I've always thought I was ugly as a kid. When I was in kindergarten and elementary I used to think my face was boring-looking because it's so normal, compared to the other kids. As in not having any distinguishing features. When I moved to Canada in middle school I saw how good all these white people looked and how beauty is portrayed in the media and my self-image just took a tremendous nose dive. So I ended up wearing glasses all through middle school and high school even though I don't really have to. I thought it'd cover up my ugliness and make me look at least somewhat normal. It came as a real surprise when I met a friend in uni who told me I'm a good-looking guy. And then a whole bunch of other people whom I trusted basically said to me the same thing. So these days I actually feel attractive sometimes but I'm far from satisfied with my appearance.
 

Ren Koutaisou

Well-known member
I have mixed feelings about the way I look.

When I was working in fast food, I used to get hit on kind of often. I'm 21 (male)now, I was 18~21 then. There were some pretty hot ladies there, and I am glad that they hit on me even though it lead nowhere with them because I was too stupid and insecure to flirt back.

Now, my vision started going bad and since I wore these damn glasses, I have only been hit on 1 time damn it. I hate wearing glasses, I wear contacts most of the time anyway. But those are annoying too.

I got back into working out, since I tend to eat a lot, it seems to work quickly. I am feeling steadily better about myself day by day.

I don't like when people say I'm skinny either, but I'm 6'0 and 180 pounds, and people STILL say I'm skinny. I'm like WTF are you talking about, I weigh more than you. They say it's the height.

I'd like to get braces to fix my teeth, that would make me feel miles better. Once I can get 2000 dollar down payment, hello Invisalign.

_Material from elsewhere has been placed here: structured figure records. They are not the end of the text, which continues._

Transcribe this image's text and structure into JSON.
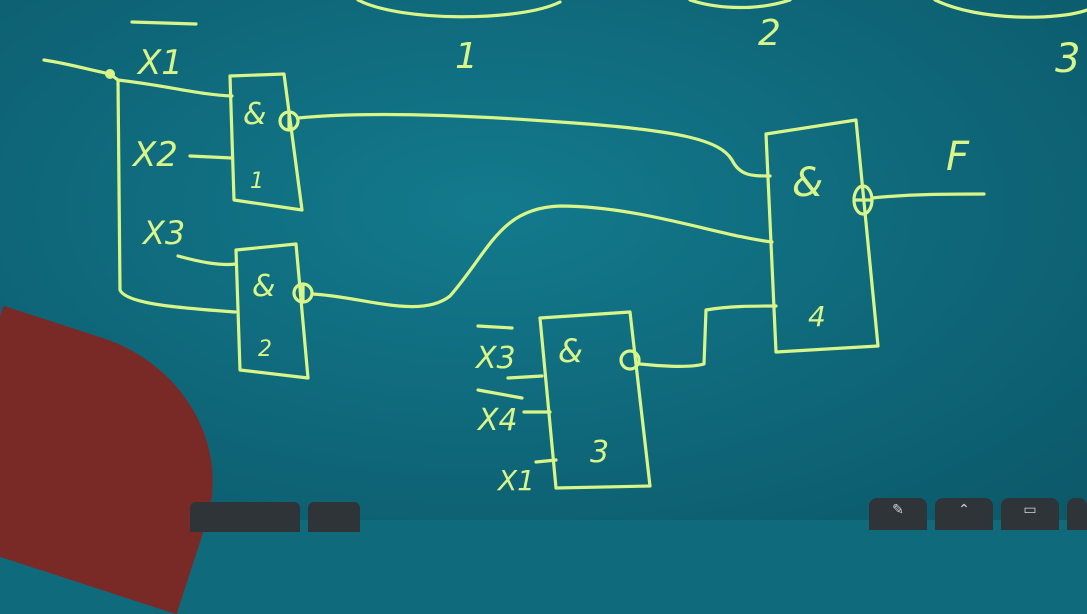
{
  "top_labels": [
    "1",
    "2",
    "3"
  ],
  "inputs": {
    "x1_bar": "X1",
    "x2": "X2",
    "x3": "X3",
    "x3_bar": "X3",
    "x4_bar": "X4",
    "x1": "X1"
  },
  "gates": [
    {
      "symbol": "&",
      "number": "1"
    },
    {
      "symbol": "&",
      "number": "2"
    },
    {
      "symbol": "&",
      "number": "3"
    },
    {
      "symbol": "&",
      "number": "4"
    }
  ],
  "output": {
    "label": "F"
  },
  "toolbar": {
    "pen_icon": "pen-icon",
    "shape_icon": "shape-icon",
    "grid_icon": "grid-icon"
  },
  "colors": {
    "board": "#0f6a7c",
    "ink": "#d8f58a"
  }
}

I want to grow my beard out, but I can't do it because I work in a restaurant. My mustache is coming in, ...very.....slowly......

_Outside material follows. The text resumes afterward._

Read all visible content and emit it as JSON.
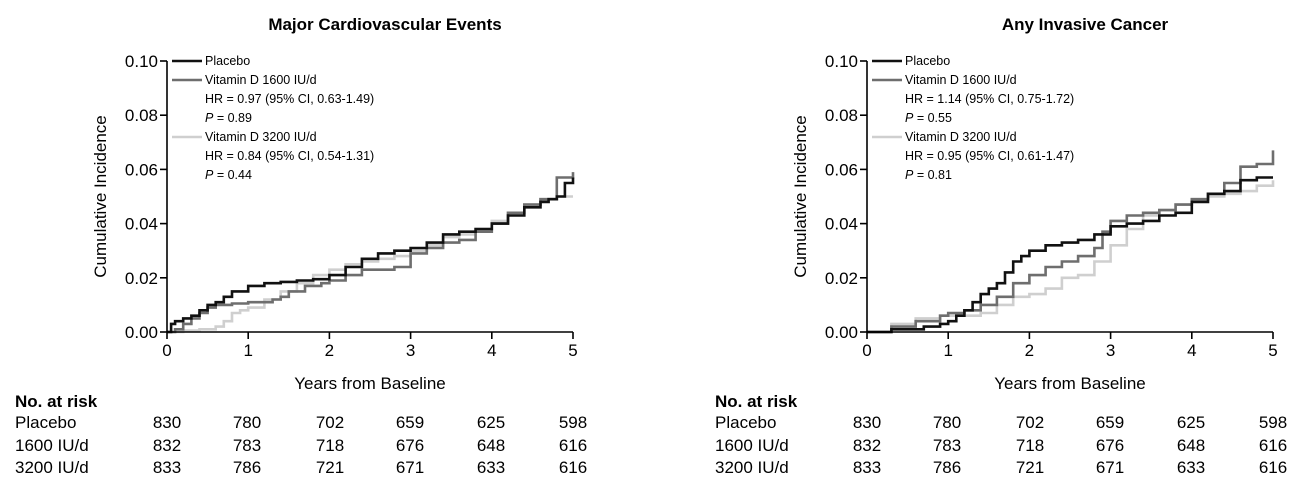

I also want to grow my hair out on my head. But not directly in the eye of the public. Most of my problems apparently can be resolved with a better job.
 

Aiyieeeee

Well-known member
I've never been satisfied with my physical appearance and I'm convinced I never will be. I was told my father, who was a rather handsome man, had the same problem.

Spending hours in the mirror in the bathroom trying to fix what he thought were imperfections so much so that people thought he was in there because he was vain. I do the same thing.

And it's gotten to the point where I just hate to tell people how ugly I really am because then they do the whole, "Oh no you're not" bit and it just gets old. You don't believe them and you also don't want to come off as one of those people who puts themselves down for compliments.

I'd rather someone come along and agree with me for once. Stop patronizing me. I hate the way I look.

Ugly and Social Anxiety simply don't mix.